Inversement, ce qui fait la particularité de l’Unité divine, c’est justemt ment de posséder toutes les caractéristiques propres à chacune des forces présentes en ce monde. A telle enseigne que D.ieu lutte pour ainsi dire contre le feu à partir du feu lui-même. Puisque D.ieu ne possède en propre – au point où elles le « détermineraient » – aucune de ces dimensions par laquelle Il surpasse ses « ennemis ». Doté littéralement des caractéristiques de chacune des créatures – même spirituelles -, D.ieu domine l’être de chaque divinité, de chaque peuple et de chaque individu.

Tel est le sens de l’expression « Midda Kénégued Midda » : le Tout-puissant l’emporte sur chacune des créatures par le fait qu’Il actionne Lui-même les particularités de chacune d’entre elles par l’utilisation de chaque « Midda » qui les caractérise.

Voilà pourquoi Yitro peut s’exclamer : « Je reconnais à cette heure que l’Eternel est plus grand que tous les dieux car je L’ai reconnu dans le mal qu’ils projetaient de leur infliger ! », (Chémot, 18, 11).

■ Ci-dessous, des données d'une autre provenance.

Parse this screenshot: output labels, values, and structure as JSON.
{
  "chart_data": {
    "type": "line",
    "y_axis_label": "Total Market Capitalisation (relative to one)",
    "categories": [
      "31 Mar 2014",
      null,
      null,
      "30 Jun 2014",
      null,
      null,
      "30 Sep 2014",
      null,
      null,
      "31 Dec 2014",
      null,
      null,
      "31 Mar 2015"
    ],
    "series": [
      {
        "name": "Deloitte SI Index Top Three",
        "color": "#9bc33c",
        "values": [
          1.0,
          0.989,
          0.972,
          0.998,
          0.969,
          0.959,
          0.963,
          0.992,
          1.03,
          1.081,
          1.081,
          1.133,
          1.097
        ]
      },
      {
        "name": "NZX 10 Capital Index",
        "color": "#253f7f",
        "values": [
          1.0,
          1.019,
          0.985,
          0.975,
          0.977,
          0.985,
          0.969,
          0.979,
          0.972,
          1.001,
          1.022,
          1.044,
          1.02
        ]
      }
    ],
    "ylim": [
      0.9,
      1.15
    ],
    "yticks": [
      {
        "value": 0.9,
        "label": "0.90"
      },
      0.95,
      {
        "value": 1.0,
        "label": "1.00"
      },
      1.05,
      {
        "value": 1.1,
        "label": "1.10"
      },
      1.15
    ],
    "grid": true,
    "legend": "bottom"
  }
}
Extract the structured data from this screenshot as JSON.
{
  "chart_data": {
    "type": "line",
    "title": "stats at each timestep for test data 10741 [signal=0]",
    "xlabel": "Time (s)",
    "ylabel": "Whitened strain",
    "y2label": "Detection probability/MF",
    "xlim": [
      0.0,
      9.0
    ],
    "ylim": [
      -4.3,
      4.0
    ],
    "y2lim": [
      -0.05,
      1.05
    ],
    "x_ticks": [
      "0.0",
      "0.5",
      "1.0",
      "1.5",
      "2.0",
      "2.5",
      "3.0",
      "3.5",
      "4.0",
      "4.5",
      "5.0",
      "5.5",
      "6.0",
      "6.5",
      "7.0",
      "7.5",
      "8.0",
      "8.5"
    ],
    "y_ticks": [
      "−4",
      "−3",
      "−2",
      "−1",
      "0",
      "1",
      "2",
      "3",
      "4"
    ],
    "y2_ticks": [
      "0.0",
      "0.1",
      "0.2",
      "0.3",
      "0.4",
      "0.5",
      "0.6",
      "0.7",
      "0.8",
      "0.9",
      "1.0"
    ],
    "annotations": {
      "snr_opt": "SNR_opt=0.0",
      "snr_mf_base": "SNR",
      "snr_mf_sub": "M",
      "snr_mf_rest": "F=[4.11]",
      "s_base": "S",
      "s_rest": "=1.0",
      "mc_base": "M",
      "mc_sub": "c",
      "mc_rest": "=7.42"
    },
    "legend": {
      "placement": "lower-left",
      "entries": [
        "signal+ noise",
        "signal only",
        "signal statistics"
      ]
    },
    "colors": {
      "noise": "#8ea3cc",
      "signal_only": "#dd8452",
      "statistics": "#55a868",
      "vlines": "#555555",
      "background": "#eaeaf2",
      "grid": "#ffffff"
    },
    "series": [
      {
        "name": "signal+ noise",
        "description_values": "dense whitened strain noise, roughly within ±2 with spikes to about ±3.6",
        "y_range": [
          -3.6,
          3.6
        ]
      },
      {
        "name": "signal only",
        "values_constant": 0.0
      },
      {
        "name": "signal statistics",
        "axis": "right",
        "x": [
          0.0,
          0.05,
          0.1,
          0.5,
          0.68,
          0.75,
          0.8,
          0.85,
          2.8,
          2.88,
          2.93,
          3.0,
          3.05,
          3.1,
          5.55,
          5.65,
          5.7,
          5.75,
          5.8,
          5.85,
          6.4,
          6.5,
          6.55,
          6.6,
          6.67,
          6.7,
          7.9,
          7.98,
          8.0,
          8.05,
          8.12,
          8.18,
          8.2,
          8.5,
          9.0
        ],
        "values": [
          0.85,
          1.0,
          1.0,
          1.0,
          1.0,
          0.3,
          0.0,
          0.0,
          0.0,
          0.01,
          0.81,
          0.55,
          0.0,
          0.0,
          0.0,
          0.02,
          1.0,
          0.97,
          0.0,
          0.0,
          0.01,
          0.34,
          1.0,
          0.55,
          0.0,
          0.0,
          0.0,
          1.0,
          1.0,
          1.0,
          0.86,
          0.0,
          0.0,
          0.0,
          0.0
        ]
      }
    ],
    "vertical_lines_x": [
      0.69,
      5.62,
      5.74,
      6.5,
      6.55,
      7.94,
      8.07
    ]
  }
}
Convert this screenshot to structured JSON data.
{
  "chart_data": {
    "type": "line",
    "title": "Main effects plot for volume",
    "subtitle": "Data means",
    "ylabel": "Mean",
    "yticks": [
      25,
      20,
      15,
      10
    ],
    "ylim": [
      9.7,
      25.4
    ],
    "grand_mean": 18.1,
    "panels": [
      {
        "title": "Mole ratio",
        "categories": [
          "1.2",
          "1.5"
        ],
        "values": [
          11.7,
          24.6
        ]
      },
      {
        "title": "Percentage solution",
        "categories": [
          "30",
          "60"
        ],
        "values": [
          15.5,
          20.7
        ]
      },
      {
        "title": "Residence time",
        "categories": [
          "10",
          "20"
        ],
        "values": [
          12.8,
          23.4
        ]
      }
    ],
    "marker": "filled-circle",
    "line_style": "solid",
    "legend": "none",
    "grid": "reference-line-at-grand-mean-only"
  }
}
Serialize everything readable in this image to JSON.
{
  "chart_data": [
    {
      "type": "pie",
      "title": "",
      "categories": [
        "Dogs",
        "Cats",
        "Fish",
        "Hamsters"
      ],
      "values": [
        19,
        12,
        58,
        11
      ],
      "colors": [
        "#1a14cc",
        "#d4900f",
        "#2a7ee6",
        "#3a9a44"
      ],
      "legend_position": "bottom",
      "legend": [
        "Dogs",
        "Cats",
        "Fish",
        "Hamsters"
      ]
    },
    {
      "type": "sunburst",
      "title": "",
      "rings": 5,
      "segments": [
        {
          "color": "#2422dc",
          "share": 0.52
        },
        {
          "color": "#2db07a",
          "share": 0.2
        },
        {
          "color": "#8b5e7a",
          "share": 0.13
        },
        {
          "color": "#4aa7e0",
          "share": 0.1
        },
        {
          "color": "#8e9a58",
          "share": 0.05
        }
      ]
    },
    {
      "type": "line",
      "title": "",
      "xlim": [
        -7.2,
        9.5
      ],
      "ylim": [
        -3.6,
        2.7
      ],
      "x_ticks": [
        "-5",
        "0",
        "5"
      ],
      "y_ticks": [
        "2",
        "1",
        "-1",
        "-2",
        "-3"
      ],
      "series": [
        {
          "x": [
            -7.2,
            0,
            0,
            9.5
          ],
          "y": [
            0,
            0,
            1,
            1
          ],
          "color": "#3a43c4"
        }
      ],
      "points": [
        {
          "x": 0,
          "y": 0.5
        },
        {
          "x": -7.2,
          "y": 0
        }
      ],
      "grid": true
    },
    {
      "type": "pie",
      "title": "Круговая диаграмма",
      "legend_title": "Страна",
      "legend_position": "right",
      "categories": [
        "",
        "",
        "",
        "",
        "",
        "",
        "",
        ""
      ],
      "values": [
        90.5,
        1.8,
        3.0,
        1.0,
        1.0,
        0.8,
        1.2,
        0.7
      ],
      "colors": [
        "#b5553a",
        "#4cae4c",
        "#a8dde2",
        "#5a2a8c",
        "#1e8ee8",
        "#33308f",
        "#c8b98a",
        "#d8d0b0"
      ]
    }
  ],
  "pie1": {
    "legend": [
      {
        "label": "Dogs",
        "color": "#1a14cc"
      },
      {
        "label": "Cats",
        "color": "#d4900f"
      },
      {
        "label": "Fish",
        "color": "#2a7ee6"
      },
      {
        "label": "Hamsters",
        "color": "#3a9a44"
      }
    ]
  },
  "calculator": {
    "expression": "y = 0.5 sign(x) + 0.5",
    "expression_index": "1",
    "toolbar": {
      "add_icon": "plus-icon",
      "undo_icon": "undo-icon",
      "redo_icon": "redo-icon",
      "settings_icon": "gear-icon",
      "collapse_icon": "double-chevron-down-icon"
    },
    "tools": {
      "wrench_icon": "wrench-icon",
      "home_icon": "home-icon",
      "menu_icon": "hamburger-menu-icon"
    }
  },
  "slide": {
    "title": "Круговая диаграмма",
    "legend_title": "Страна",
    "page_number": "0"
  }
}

Au fondement de la Emouna…

Comme cela ressort du premier verset de la Torah « Béréchit Bara Elokim et haChamaïm véet haArretz – Au commencement, D.ieu créa le ciel et la terre » (Béréchit, 1, 1), le monde physique repose sur un principe fondamental : celui de l’antagonisme des forces, qu’elles soient physiques ou même métaphysiques. Or celles-ci soit se comportent de telle manière à s’annuler l’une l’autre, soit elles se conjuguent et se développent d’une façon positive – au point où c’est même précisément sous ce second mode que la conjugaison des éléments contraires permet la réalisation et l’expansion de la matière. Ainsi, bien que le feu (Ech) et l’eau (Maïm) constituent deux éléments antagonistes quand ils se tiennent pour ainsi dire « l’un contre l’autre » ; en revanche s’ils s’allient, ils donnent naissance au ciel (Cha-Maïm) puisque ne nous est donnée la possibilité de créer quoi que ce soit qu’en vertu de la résolution positive des contradictions fondamentales inhérentes non seulement au monde de la matière, mais aussi au monde spirituel… Tant et si bien que toute la Création repose sur ce même système : mâle et femelle, sucré et salé, etc. L’on pourrait ainsi présenter une gamme infinie de ce genre d’opposées…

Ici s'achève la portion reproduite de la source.